The effects of 2C-T-21 have been reported to include little in the way of visuals, intense after-images, difficult to define mental changes, feeling stoned, time dilation, mood enhancement or pleasantness, no euphoria, talkativeness, enhanced communication, feelings of closeness with others, feelings of inner strength and peace, no insights, and push of energy. Other effects included mental confusion, memory impairment, little or no body load, no nausea, no nystagmus, chills, yawning and ear popping, and no appetite loss.

==Toxicity==
On March 9, 2004, a 22-year-old quadriplegic man named James Edwards Downs in St. Francisville, Louisiana, consumed an unknown dose of 2C-T-21 by sticking his tongue into a vial of powder he had purchased online. He developed a temperature of 108 F, had a tonic-clonic seizure, and slipped into a coma. Four days later, on March 13, Downs died at Lane Memorial Hospital in Zachary, LA.

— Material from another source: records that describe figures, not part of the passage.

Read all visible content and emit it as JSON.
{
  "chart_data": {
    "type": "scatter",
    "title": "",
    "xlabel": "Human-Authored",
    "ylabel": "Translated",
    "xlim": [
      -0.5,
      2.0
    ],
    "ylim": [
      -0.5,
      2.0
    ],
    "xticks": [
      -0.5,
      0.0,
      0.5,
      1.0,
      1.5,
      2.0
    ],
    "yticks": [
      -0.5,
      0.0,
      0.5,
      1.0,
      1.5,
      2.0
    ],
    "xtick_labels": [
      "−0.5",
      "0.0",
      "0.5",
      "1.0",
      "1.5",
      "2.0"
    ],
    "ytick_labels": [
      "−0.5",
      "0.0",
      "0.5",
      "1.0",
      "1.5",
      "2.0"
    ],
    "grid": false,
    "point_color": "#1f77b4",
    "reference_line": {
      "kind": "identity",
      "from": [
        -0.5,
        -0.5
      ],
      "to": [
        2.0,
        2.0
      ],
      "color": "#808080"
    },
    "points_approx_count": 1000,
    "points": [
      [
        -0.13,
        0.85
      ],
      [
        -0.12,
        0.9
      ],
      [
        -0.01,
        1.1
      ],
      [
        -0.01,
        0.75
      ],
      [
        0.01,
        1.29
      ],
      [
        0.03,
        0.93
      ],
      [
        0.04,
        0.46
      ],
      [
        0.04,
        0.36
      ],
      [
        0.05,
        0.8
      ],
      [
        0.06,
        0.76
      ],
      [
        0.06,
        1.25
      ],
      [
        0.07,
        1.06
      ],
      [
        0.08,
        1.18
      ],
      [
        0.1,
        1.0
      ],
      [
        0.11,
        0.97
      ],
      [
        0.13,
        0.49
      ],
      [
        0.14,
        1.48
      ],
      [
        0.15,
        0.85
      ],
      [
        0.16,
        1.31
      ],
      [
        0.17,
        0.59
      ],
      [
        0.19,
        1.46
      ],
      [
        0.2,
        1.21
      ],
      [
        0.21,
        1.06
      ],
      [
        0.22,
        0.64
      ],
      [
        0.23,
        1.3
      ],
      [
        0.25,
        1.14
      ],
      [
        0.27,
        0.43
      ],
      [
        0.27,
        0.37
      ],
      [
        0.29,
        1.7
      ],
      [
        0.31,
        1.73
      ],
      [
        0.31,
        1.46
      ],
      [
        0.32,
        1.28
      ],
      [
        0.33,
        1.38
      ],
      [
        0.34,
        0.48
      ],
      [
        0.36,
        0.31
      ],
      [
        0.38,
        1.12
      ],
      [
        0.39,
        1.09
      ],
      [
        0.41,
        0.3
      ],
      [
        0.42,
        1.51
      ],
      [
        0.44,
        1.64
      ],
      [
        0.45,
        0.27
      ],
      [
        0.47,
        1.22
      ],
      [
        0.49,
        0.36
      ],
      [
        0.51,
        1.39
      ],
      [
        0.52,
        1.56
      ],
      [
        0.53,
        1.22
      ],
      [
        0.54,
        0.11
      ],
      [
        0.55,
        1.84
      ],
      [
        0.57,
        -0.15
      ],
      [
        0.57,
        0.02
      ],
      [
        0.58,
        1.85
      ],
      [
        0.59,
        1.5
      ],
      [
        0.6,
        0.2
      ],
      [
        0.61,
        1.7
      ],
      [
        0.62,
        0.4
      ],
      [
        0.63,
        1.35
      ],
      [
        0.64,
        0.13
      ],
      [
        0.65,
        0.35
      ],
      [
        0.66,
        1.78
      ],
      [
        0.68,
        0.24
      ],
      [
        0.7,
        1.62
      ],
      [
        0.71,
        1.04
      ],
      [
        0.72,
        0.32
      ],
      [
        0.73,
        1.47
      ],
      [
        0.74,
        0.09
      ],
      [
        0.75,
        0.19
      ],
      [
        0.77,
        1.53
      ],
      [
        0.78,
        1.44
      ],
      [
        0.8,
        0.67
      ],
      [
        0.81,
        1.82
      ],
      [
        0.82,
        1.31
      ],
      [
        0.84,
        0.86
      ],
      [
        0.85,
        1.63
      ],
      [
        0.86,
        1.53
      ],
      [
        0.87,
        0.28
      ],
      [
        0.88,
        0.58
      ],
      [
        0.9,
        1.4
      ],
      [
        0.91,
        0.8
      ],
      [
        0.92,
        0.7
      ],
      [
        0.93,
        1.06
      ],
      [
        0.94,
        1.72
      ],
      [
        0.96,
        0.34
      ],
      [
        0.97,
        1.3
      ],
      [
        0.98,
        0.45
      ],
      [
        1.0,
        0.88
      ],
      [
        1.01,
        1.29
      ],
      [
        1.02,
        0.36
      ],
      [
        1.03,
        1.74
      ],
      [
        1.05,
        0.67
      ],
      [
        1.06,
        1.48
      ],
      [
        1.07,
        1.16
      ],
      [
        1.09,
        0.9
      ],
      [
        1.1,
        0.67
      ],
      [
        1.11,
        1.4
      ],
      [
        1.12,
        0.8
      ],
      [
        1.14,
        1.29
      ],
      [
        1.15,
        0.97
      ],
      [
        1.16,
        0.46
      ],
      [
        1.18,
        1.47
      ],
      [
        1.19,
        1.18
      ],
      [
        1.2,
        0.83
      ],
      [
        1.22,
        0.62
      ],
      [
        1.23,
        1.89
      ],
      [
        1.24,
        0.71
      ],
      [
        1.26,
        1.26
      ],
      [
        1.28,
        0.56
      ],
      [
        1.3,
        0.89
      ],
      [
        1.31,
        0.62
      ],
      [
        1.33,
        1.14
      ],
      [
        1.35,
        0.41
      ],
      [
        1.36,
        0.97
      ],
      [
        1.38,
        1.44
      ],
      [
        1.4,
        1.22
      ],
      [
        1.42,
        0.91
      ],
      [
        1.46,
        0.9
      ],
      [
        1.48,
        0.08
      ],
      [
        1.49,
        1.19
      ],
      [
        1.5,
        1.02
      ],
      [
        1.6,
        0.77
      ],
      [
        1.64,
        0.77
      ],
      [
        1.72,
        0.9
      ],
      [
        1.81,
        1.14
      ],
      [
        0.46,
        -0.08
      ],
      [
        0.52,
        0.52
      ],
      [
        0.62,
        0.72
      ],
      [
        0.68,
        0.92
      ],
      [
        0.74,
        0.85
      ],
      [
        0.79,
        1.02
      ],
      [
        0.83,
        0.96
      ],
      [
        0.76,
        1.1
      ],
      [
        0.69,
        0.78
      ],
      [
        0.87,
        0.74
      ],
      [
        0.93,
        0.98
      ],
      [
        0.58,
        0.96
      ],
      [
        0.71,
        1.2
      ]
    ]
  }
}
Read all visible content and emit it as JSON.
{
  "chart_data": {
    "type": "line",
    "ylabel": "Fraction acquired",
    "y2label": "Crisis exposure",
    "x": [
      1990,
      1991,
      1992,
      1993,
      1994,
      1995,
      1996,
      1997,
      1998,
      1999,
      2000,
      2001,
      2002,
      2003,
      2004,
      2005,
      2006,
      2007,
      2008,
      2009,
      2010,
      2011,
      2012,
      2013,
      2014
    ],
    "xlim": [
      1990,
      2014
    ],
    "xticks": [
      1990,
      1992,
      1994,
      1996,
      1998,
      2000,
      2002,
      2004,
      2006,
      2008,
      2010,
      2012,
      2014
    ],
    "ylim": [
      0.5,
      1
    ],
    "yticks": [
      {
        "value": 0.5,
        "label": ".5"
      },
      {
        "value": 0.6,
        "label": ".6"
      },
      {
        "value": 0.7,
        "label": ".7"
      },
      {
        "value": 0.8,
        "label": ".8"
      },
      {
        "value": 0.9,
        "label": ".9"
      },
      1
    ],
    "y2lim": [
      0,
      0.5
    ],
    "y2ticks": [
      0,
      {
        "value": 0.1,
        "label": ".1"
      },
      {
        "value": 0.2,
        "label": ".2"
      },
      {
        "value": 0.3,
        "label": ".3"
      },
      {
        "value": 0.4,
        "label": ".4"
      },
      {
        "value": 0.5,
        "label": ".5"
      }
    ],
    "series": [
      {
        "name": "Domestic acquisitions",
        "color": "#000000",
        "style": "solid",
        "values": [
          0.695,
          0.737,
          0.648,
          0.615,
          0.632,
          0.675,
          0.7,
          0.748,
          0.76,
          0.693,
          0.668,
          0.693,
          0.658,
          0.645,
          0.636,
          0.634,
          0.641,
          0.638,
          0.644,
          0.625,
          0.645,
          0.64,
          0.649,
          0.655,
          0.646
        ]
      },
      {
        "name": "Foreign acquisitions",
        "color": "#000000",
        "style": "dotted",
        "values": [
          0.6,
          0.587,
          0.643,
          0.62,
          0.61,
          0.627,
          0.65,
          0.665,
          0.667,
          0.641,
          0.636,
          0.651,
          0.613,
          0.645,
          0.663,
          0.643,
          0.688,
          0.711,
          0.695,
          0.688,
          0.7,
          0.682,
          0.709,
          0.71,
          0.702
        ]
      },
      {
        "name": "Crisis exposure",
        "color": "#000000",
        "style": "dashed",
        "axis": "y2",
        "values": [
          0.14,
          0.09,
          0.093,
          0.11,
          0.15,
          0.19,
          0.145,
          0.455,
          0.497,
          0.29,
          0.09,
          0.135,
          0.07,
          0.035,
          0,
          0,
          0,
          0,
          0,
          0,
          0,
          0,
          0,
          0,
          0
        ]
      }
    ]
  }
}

This death became part of a two-year DEA investigation called Operation Web Tryp which was launched in 2002. On July 22, 2004, the owners of American Chemical Supply were arrested on federal charges relating to distribution of controlled substance analogues and the death of James Edwards Downs. Little is known about the toxicity of 2C-T-21 beyond this incident.

==Pharmacology==
===Pharmacodynamics===
2C-T-21 shows high affinity for the serotonin 5-HT_{2A} and 5-HT_{2C} receptors (K_{i} = 27.7 nM and 72.7 nM, respectively). It has been found to act as a potent partial agonist of the serotonin 5-HT_{2A} receptor (EC_{50} = 9.7 nM; E_{max} = 69%) and of the serotonin 5-HT_{2B} receptor (EC_{50} = 102 nM; E_{max} = 32%). The drug produces the head-twitch response, a behavioral proxy of psychedelic effects, in rodents.

==Chemistry==
===Synthesis===
The chemical synthesis of 2C-T-21 has been described.

===Analogues===
Analogues of 2C-T-21 include 2C-T-2, 2C-T-21.5, and 2C-T-22, among others.

==History==
2C-T-21 was first described in the scientific literature by Alexander Shulgin and colleagues in a journal article in 1991. Shortly thereafter, it was described in greater detail by Shulgin in his 1991 book PiHKAL (Phenethylamines I Have Known and Loved). The potential applications of 2C-T-21 in psychedelic-assisted psychotherapy were explored by Myron Stolaroff. The drug was encountered as a novel designer drug online in 2014 and in the Netherlands in 2019.

==Society and culture==
===Legal status===
====Canada====
As of October 31, 2016, 2C-T-21 is a controlled substance (Schedule III) in Canada.

====United States====
2C-T-21 is unscheduled and uncontrolled in the United States, but possession and sales of 2C-T-21 would probably be prosecuted under the Federal Analog Act because of its structural similarities to 2C-T-7 and its known potential to cause death. In the wake of Operation Web Tryp in July 2004, at least one distributor faced charges as a consequence of the death of James Downs from 2C-T-21 overdose.